In this verse, Peter gives us a command, one that is absolutely essential for spiritual and emotional health. But he doesn’t tell us exactly how to do it. No doubt some approach comes to your mind as you read the verse, but more might be involved than would immediately register with you. This article describes in detail an approach that has proved invaluable to me in my decades-old walk with God. Read it and see if it can be helpful to you.

Journaling – what exactly is that? Here is the first definition found when Googling the term: “Journaling generally involves the practice of keeping a diary or journal that explores thoughts and feelings surrounding the events of your life.” As you look further at those online entries, you will find many emotional health experts describing the benefits of journaling. You will also find that a number of famous people practiced journaling as an important part of their lives. David writing his Psalms would be a familiar example. So, clearly journaling is something good and perhaps very important to us humans. But as the title suggests, doing it with God is a higher level, raising something good to something great. In this article, I want to share examples of journaling that have blessed my life and at times, helped me climb out of a deep pit spiritually and emotionally.

A Resistant Learner

My wife has journaled with God for decades, writing out her prayers on a daily basis. I resisted following her example for years, believing that I was more in touch with my emotions than she is and that prayer walks were quite sufficient to unload my burdens to God and find his solutions and directions. But eventually, my life became more complicated and the burdens overwhelming. On one memorable occasion, Theresa and I got into a spat that wasn’t pretty, and it was mostly me (nearly all me, to be totally honest). It was on day one of a three-day marriage getaway. She kept asking what was wrong with me and I honestly didn’t know. The next morning a long prayer walk didn’t put me in touch with what was eating at me, nor did the one the next day. I had two bad days, and I’m sure she must have had the same, having to put up with me.
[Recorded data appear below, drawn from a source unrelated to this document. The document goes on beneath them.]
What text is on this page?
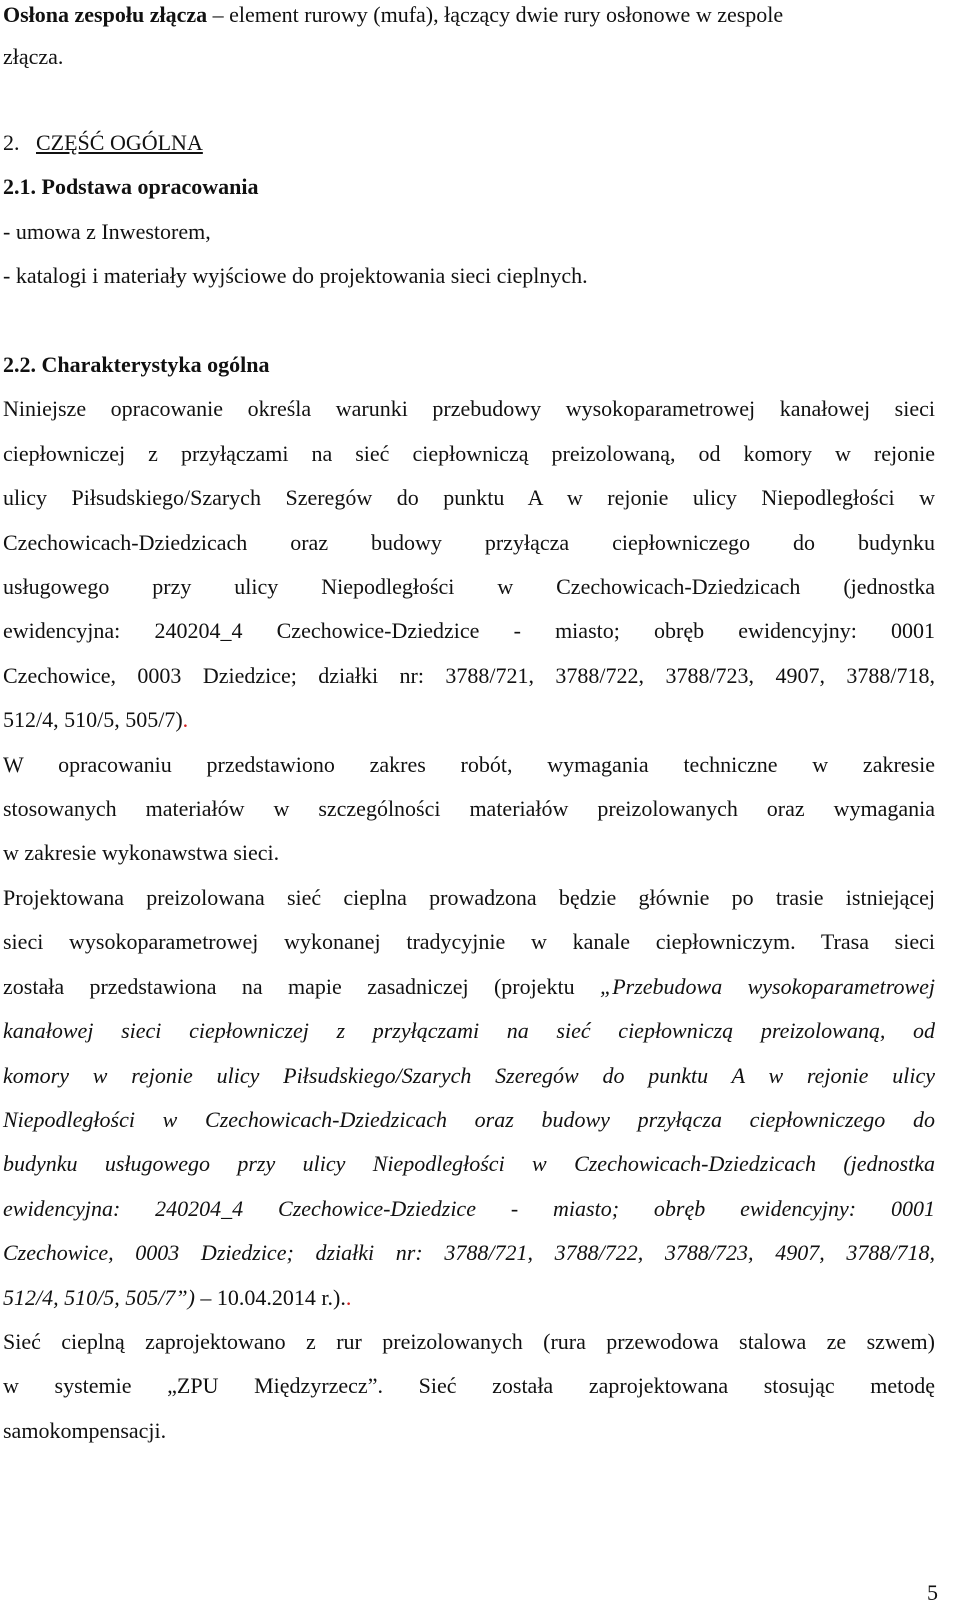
Osłona zespołu złącza – element rurowy (mufa), łączący dwie rury osłonowe w zespole
złącza.
2. CZĘŚĆ OGÓLNA
2.1. Podstawa opracowania
- umowa z Inwestorem,
- katalogi i materiały wyjściowe do projektowania sieci cieplnych.
2.2. Charakterystyka ogólna
Niniejsze opracowanie określa warunki przebudowy wysokoparametrowej kanałowej sieci
ciepłowniczej z przyłączami na sieć ciepłowniczą preizolowaną, od komory w rejonie
ulicy Piłsudskiego/Szarych Szeregów do punktu A w rejonie ulicy Niepodległości w
Czechowicach-Dziedzicach oraz budowy przyłącza ciepłowniczego do budynku
usługowego przy ulicy Niepodległości w Czechowicach-Dziedzicach (jednostka
ewidencyjna: 240204_4 Czechowice-Dziedzice - miasto; obręb ewidencyjny: 0001
Czechowice, 0003 Dziedzice; działki nr: 3788/721, 3788/722, 3788/723, 4907, 3788/718,
512/4, 510/5, 505/7).
W opracowaniu przedstawiono zakres robót, wymagania techniczne w zakresie
stosowanych materiałów w szczególności materiałów preizolowanych oraz wymagania
w zakresie wykonawstwa sieci.
Projektowana preizolowana sieć cieplna prowadzona będzie głównie po trasie istniejącej
sieci wysokoparametrowej wykonanej tradycyjnie w kanale ciepłowniczym. Trasa sieci
została przedstawiona na mapie zasadniczej (projektu „Przebudowa wysokoparametrowej
kanałowej sieci ciepłowniczej z przyłączami na sieć ciepłowniczą preizolowaną, od
komory w rejonie ulicy Piłsudskiego/Szarych Szeregów do punktu A w rejonie ulicy
Niepodległości w Czechowicach-Dziedzicach oraz budowy przyłącza ciepłowniczego do
budynku usługowego przy ulicy Niepodległości w Czechowicach-Dziedzicach (jednostka
ewidencyjna: 240204_4 Czechowice-Dziedzice - miasto; obręb ewidencyjny: 0001
Czechowice, 0003 Dziedzice; działki nr: 3788/721, 3788/722, 3788/723, 4907, 3788/718,
512/4, 510/5, 505/7”) – 10.04.2014 r.)..
Sieć cieplną zaprojektowano z rur preizolowanych (rura przewodowa stalowa ze szwem)
w systemie „ZPU Międzyrzecz”. Sieć została zaprojektowana stosując metodę
samokompensacji.
5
The third day as we returned home, the first part of the trip was on a ferry from Nantucket to Cape Cod. For the two plus hours on the boat, I was typing on my laptop almost feverishly, pouring out my pain to God. That was one intense introduction to serious journaling with God. I discovered that journaling exposed my heart and soul like nothing else. We can be full of disturbing feelings and not be able to identify them, feeling terrible and not really knowing why. Times like this occur when too many different disturbances in our personal universe are crammed in together. Praying about them or talking to others about them is helpful, for it distills them down to about the size of our mouths. Writing about them (think pen and paper) distills them down to the size of a pen point. Then the minute details start to emerge, and we begin to see the issues much more clearly.
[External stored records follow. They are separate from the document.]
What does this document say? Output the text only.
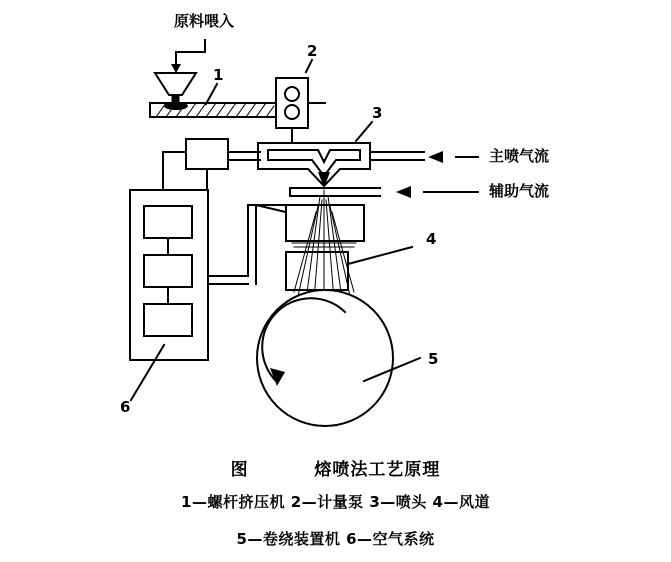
原料喂入
主喷气流
辅助气流
1
2
3
4
5
6
图	熔喷法工艺原理
1—螺杆挤压机 2—计量泵 3—喷头 4—风道
5—卷绕装置机 6—空气系统
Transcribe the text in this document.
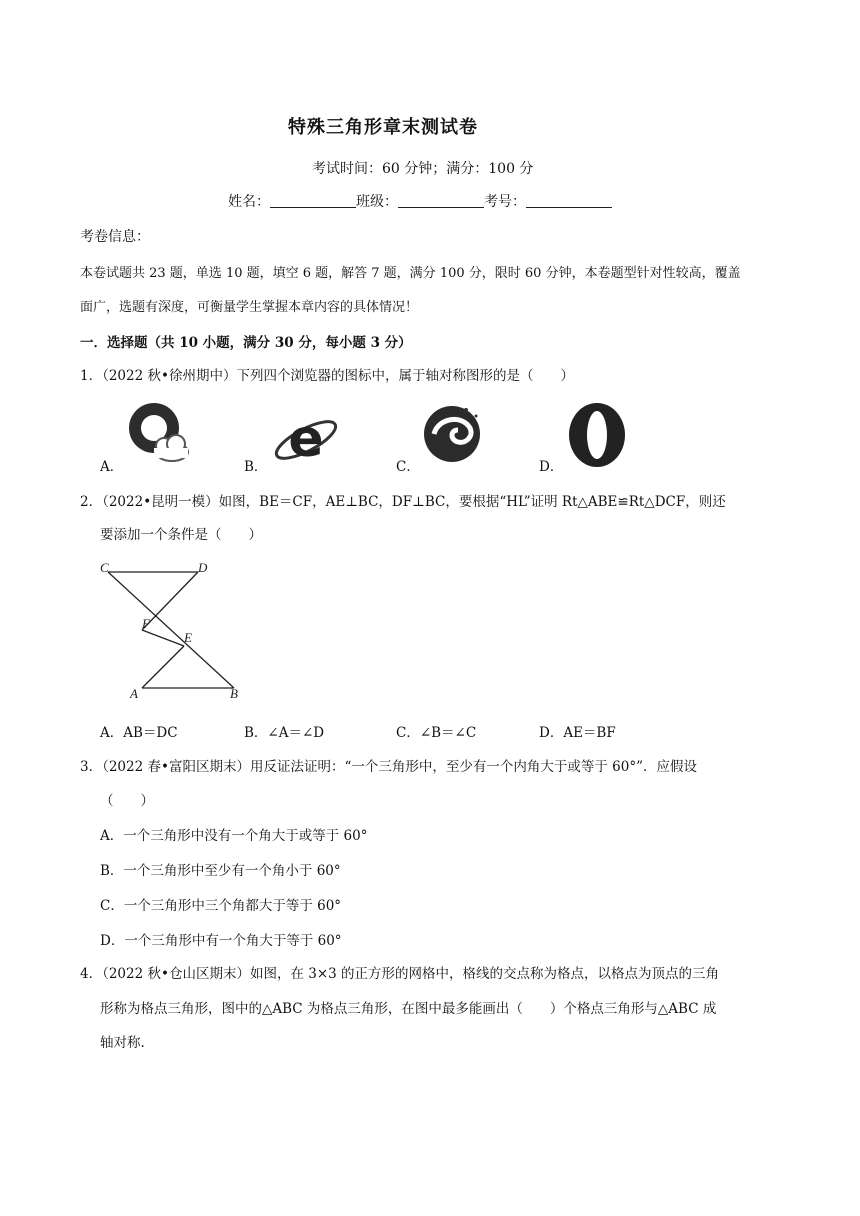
特殊三角形章末测试卷
考试时间：60 分钟；满分：100 分
姓名：	班级：	考号：
考卷信息：
本卷试题共 23 题，单选 10 题，填空 6 题，解答 7 题，满分 100 分，限时 60 分钟，本卷题型针对性较高，覆盖
面广，选题有深度，可衡量学生掌握本章内容的具体情况！
一．选择题（共 10 小题，满分 30 分，每小题 3 分）
1．（2022 秋•徐州期中）下列四个浏览器的图标中，属于轴对称图形的是（　　）
A．	B． e	C．	D．
2．（2022•昆明一模）如图，BE＝CF，AE⊥BC，DF⊥BC，要根据“HL”证明 Rt△ABE≌Rt△DCF，则还
要添加一个条件是（　　）
C	D
F
E
A	B
A．AB＝DC	B．∠A＝∠D	C．∠B＝∠C	D．AE＝BF
3．（2022 春•富阳区期末）用反证法证明：“一个三角形中，至少有一个内角大于或等于 60°”．应假设
（　　）
A．一个三角形中没有一个角大于或等于 60°
B．一个三角形中至少有一个角小于 60°
C．一个三角形中三个角都大于等于 60°
D．一个三角形中有一个角大于等于 60°
4．（2022 秋•仓山区期末）如图，在 3×3 的正方形的网格中，格线的交点称为格点，以格点为顶点的三角
形称为格点三角形，图中的△ABC 为格点三角形，在图中最多能画出（　　）个格点三角形与△ABC 成
轴对称.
That particular day, now many years ago, I discovered the main areas of my burdens. I not only listed the areas; I gave each one a percentage of the total burden I was feeling. Something about getting it all written down and evaluating it started freeing me up and giving me hope. There was light at the end of the tunnel after all! As I prayed, God started helping me see answers to each of those five areas. My world righted itself and my wife’s better husband returned! That husband discovered that his wife’s approach to journaling was a hidden treasure that would bless him for years to come. It was a memorable boat ride and the start of my journaling with God. The truth is that I am more in touch with my emotions than my wife is and most of the time my prayer walks do accomplish what I need with God. But there are times that the victory of surrender simply will not occur without journaling with God.

The Latest Version

Let me skip to my last such victory, a very recent one. I discovered a somewhat new approach that really helped. It may help you. This year (2019) has been a difficult one for me, and for us as a couple. Although our marriage is doing quite well, other aspects of life have been seriously challenging, to the point of me becoming overwhelmed (again). Thankfully, Theresa and I almost always remain very united in facing challenges and we have this year as well. I won’t share those challenges in any detail but suffice it to say that I desperately needed a victory of surrender.
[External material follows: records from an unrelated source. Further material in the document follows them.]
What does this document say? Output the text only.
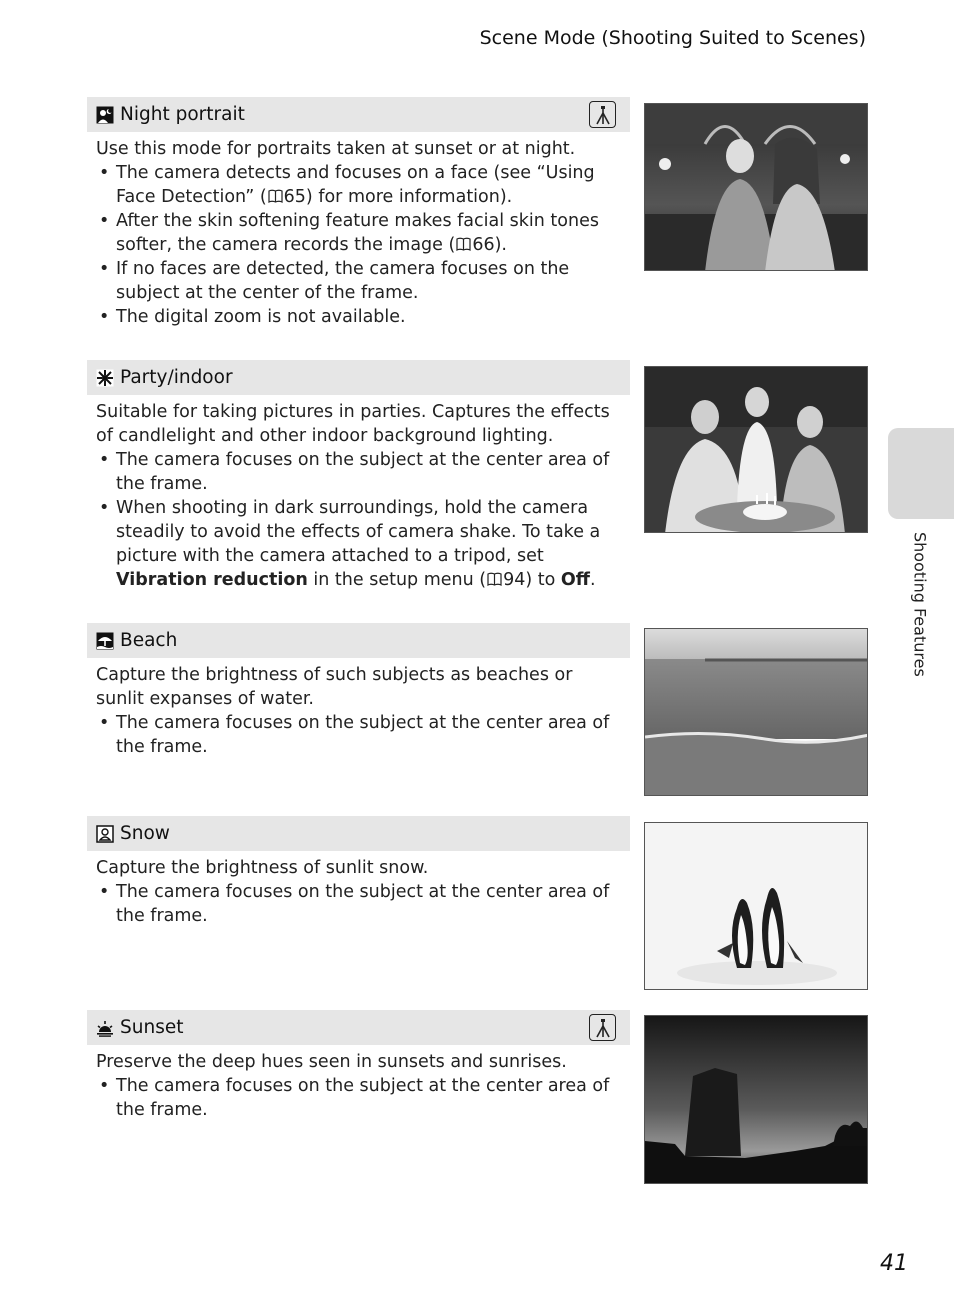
Scene Mode (Shooting Suited to Scenes)
Night portrait

Use this mode for portraits taken at sunset or at night.

• The camera detects and focuses on a face (see “Using Face Detection” ( 65) for more information).
• After the skin softening feature makes facial skin tones softer, the camera records the image ( 66).
• If no faces are detected, the camera focuses on the subject at the center of the frame.
• The digital zoom is not available.
Party/indoor

Suitable for taking pictures in parties. Captures the effects of candlelight and other indoor background lighting.

• The camera focuses on the subject at the center area of the frame.
• When shooting in dark surroundings, hold the camera steadily to avoid the effects of camera shake. To take a picture with the camera attached to a tripod, set Vibration reduction in the setup menu ( 94) to Off.
Beach

Capture the brightness of such subjects as beaches or sunlit expanses of water.

• The camera focuses on the subject at the center area of the frame.
Snow

Capture the brightness of sunlit snow.

• The camera focuses on the subject at the center area of the frame.
Sunset

Preserve the deep hues seen in sunsets and sunrises.

• The camera focuses on the subject at the center area of the frame.
Shooting Features
41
I started my trek in that direction by setting aside an open-ended period of time to write at my computer. After listing a number of my burdens with which I was in touch, it became obvious that they all fit into five total categories. They were: personal concerns; family concerns; friends concerns; church concerns; and world concerns (especially those in my home country, our current society). I ended up with quite a number of entries in each of these categories. Like Abraham, I had to face the truth before I could “faith” it. For the next two days, I re-read what I had written and added to it. I didn’t want to leave any burden hidden in the deep recesses of my heart.

On the fourth day, I highlighted everything in each category and hit the delete key. I was ready to surrender it to God, to “Cast all your anxiety on him because he cares for you” (1 Peter 5:7). However, I left the category headings in place. For the next two days, I listed the most significant items under each category again that came to mind, a much smaller number than on the earlier list. Then I hit the delete button again. The next day (day 6 in the process), I found things to be thankful for in each of the five categories and listed them – the light at the end of the tunnel! I did the same on day 7. The following morning, I awoke with a feeling of complete peace and gratitude.

Receiving and Giving Back

Perhaps you are thinking, “Wow, Gordon, that’s a long process and a lot of work!” Yes, but well worth it. You may be built differently than me and maybe you don’t get as clogged up emotionally as I do. Good on you if that’s true of you, in which case your journaling can follow a shorter route (as mine does most of the time). But I know people well enough to know that many are like me – worriers who want to fix everything wrong with themselves, others and the world in general. My shorter prayer list has well over 100 individuals on it and my longer one far more than that. When I add too many personal issues to those concerns for others, it can reach the point of my being overwhelmed, especially if I am not processing my burdens effectively and consistently on pretty much a daily basis. Life does tumble in and too much of it tumbling in at once drives me to the kind of journaling process I have described.

Interestingly, this recent experience came at an important time. God is in control, always. We had scheduled some extended time (days) with a couple who is very near and dear to us. They came at a time when they were facing a similar place in their lives that I had just worked through – that overwhelmed stage. Our first time together provided the opportunity to not only listen as they shared many of their burdens but to share this approach I had just used in working through my burdens to yet another victory of surrender. Although the thought of writing down the details of painful experiences was not a positive one initially, the brother did what I recommended. I believe the writing, combined with much talking, was both cathartic and provided directions for further healing.

God is amazing – he allows us to experience hard times for at least two big reasons. One, to fight for our own spirituality and to grow though that fight. No pain, no gain. Two, to then share with others our challenges and how we found answers. We get help and we give help as a part of what the New Testament describes as “One Another Christianity.” For me, journaling with God is an essential part of his brand of Christianity. Although sharing my burdens with others is always an essential part of the process, sometimes only deep journaling with God will enable me to completely offload those burdens. I suspect the same is true for most of us.